Di Donn’Anne cui non dispiace troppo essere “sforzate” da Don Giovanni ormai ne abbiamo viste a bizzeffe, d’altronde l’inafferrabile ambiguità su cui regge quest’opera si presta a soluzioni d’ogni sorta, anzi, le incoraggia. Il problema di tali deragliamenti è condurli con coerenza, o almeno attenuando le contraddizioni il più possibile, cosa che Paolo Giani Cei, almeno nel caso specifico, riesce a fare. Anche perché la sua Anna, Ekaterina Bakanova, è un’artista vera. Dopo essere passata per le mani di Giovanni, il suo Ottavio uomo-beta-che-più-beta-non-si-può le suscita quasi disgusto. Lui ci prova a rassicurarla, a farsi amare, “hai sposo e padre in me” le dice, lei lo guarda con la commiserazione di chi pensa “ma cosa sta blaterando questo cretino?”. Poi, quando capisce che Giovanni fa così con tutte e lei è solo una delle tante, parte la vendetta: decide di "denunciare" le sue malefatte pubblicamente, appellandosi al senso della giustizia del futuro (chissà...) sposo, con una sceneggiata cui può credere solo un tonto simile.

Foto di Giuliano Ghiraldini

Per il resto di interessante nello spettacolo in scena al Teatro Verdi di Padova non c’è molto. Scene a tendaggio di gusto e ispirazione tradizionalissima, coro e mimi dalle movenze felpate che oliano e punteggiano l’azione, o almeno ci provano, e il sesso, sesso vuoto e coattivo, piazzato a trazione del tutto. Così il finale primo ruota attorno a un lettone sotto le cui coperte Giovanni fa di Zerlina quel che si suole fare sotto le coperte, mentre la mensa del secondo atto è apparecchiata a donne distese su un tavolone e pronte a essere delibate ad una ad una, non fosse che tra loro c’è anche Elvira, che un po’ rimbrotta e un po’ gradisce.

Purtroppo non arrivano grandi idee dalla buca, dove Jordi Bernàcer tira dritto senza curarsi troppo della dinamica e dello sviluppo musicale, ma si limita a dosare equilibri interni e tenere il palco, che pur di tanto in tanto gli sfugge di mano. Il problema è che Mozart, a eseguirlo soltanto senza metterci del proprio, lo si seda. Ci si chiede poi il perché di certe scelte metronomiche, soprattutto nella seconda aria di Elvira, staccata con un tempo forsennato che la priva d'ogni patetismo, fino a renderla un frigido esercizio di virtuosismo vocale. Per il resto l’Orchestra di Padova e del Veneto si comporta decisamente bene, compatta e pulita, senza sbavature né inciampi.

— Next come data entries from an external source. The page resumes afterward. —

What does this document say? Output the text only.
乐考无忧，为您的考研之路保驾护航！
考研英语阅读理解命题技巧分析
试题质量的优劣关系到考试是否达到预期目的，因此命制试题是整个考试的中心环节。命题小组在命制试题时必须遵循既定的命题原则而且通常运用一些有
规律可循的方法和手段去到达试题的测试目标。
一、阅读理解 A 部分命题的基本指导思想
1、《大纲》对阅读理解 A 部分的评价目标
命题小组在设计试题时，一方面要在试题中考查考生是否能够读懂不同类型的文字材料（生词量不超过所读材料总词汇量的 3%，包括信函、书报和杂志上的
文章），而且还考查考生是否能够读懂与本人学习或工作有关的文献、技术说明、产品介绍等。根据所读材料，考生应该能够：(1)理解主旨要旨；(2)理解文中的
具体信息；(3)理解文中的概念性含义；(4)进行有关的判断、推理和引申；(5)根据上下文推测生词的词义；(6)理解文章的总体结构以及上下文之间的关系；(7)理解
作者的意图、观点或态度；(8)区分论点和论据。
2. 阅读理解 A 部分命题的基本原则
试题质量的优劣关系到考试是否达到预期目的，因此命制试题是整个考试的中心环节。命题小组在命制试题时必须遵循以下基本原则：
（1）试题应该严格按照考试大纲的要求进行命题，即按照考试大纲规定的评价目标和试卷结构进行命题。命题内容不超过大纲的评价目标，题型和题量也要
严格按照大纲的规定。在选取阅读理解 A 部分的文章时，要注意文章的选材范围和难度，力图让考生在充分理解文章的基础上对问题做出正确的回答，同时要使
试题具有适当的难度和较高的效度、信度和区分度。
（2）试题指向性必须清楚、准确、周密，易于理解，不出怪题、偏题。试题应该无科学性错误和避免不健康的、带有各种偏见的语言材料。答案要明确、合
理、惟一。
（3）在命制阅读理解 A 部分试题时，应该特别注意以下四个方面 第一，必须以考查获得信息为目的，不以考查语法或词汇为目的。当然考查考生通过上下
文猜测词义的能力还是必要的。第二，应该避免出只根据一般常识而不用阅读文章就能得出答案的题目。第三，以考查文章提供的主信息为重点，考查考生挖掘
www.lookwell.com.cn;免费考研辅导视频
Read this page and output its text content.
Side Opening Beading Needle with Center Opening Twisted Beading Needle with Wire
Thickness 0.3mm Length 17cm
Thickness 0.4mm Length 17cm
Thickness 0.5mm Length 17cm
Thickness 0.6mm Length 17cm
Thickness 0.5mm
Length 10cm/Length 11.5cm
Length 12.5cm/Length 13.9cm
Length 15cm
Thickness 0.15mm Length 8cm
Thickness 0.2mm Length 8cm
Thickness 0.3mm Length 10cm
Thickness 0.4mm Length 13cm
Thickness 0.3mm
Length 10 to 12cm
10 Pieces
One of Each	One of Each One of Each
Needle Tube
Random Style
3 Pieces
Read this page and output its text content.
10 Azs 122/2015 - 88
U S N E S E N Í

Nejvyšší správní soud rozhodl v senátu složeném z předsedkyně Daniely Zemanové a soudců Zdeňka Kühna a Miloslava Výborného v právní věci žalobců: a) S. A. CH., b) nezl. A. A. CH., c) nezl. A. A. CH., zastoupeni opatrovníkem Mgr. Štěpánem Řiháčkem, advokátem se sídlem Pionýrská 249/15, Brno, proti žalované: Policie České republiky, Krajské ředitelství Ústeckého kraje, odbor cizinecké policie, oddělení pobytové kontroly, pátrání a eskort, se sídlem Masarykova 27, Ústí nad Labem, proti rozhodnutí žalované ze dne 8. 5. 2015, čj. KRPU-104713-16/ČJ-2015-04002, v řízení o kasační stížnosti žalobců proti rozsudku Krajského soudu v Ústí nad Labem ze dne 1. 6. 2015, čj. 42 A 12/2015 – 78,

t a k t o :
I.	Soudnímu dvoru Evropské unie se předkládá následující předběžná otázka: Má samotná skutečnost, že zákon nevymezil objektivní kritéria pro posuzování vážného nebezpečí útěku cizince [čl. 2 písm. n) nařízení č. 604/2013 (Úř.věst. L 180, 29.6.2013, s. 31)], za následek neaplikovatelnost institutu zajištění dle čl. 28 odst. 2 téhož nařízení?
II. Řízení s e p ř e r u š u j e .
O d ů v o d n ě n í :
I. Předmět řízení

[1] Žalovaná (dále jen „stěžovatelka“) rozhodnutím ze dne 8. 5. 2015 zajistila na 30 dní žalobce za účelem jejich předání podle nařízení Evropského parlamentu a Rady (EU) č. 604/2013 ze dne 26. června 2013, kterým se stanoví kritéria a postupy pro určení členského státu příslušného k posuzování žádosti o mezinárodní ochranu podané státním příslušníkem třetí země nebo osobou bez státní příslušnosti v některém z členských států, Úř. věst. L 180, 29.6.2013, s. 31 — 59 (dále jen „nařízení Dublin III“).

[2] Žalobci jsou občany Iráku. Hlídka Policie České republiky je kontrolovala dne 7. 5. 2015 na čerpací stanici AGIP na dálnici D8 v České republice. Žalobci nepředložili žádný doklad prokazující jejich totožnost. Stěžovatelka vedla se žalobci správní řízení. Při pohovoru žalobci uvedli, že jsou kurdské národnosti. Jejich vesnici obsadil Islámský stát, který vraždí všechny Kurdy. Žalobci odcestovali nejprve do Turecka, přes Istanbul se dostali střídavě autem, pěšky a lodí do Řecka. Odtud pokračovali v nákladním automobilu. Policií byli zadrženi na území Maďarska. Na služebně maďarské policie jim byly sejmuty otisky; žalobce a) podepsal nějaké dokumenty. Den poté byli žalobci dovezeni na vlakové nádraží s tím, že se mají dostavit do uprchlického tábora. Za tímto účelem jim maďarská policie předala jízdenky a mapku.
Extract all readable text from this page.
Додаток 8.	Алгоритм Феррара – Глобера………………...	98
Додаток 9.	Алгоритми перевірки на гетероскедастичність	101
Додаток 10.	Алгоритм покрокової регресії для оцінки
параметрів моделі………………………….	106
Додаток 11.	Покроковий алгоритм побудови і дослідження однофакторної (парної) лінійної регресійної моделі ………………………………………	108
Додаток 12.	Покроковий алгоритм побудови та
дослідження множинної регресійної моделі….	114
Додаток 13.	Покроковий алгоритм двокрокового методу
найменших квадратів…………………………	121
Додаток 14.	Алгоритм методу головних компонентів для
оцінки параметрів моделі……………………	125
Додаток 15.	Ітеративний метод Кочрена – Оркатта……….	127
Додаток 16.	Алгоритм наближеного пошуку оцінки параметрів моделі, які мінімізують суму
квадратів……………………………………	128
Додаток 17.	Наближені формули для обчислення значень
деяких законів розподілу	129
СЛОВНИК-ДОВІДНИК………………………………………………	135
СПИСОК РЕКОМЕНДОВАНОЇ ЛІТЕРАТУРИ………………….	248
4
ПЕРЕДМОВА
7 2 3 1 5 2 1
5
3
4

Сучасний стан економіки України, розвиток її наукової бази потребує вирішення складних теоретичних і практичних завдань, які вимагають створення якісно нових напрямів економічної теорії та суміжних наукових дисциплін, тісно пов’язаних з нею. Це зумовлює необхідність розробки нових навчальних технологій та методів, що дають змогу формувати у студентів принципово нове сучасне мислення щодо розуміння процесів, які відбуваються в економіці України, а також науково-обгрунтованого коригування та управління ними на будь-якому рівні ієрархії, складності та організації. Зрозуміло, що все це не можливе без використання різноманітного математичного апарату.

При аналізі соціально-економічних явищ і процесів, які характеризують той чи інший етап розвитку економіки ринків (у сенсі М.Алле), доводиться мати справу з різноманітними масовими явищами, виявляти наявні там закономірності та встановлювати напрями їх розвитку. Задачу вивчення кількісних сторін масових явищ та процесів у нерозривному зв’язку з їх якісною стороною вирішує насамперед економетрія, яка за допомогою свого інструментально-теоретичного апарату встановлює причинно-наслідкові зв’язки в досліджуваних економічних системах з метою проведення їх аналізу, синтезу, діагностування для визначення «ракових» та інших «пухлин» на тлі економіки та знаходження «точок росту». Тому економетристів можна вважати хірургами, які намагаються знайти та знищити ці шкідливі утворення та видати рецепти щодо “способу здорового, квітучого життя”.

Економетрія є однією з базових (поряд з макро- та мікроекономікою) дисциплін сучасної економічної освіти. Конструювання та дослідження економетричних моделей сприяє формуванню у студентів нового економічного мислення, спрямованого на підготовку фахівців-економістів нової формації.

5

Andrei Bondarenko è un protagonista ancora in cerca del suo personaggio. Benché la voce sia duttile e di bel colore, tendenzialmente chiaro rispetto alla corda e all’estensione, al basso-baritono manca ancora una padronanza più rifinita della parte, sia nella caratterizzazione scenica, sia nel dominio della parola.

Il Leporello di Mirco Palazzi ha dalla sua soprattutto l’eleganza della linea e l’uniformità della voce, che sale e scende senza colpo ferire, ma manca, nel contesto specifico, di una cifra più definita e personale, ma forse è proprio il regista che non sa bene cosa farsene di questo personaggio borderline, difficilmente inquadrabile nella seriosità generale del disegno.

Si è già fatto cenno di Ekaterina Bakanova, che è attrice e cantante al pari livello. Si mangia il palco, è musicalmente irreprensibile e soprattutto non spreca una parola né una nota. Chiaramente, come tutte le Anne di ascendenza più lirica che drammatica, l’aria del secondo atto riesce ben più travolgente della prima.

Anastasia Bartoli sorprende per l’ottima qualità del canto, per la rotondità dello strumento e il legato. La parte va ancora un po’ maturata in termini di personalità e confidenza, soprattutto nelle sfumature e nei piccoli dettagli, ma le premesse sono ottime.

Andrei Danilov è un Ottavio di bel timbro e ottimo controllo del fiato, che però deve sistemare un po’ l’intonazione e soprattutto evitare certe cafonate come l’acuto finale posto a chiusura de “Il mio tesoro intanto”. Michela Antenucci è una Zerlina il giusto ambigua e naive, ma anche con ottime carte da giocare sul versante vocale.

Positiva la prova di Daniel Giulianini, Masetto solido e ben calato nella parte. Al solito affidabilissimo Abramo Rosalen, che ha molta voce da offrire alla parte del Commendatore. All’altezza della situazione anche il Coro Lirico Veneto, ben preparato da Matteo Valbusa.

Buon successo per tutta la compagnia a fine spettacolo.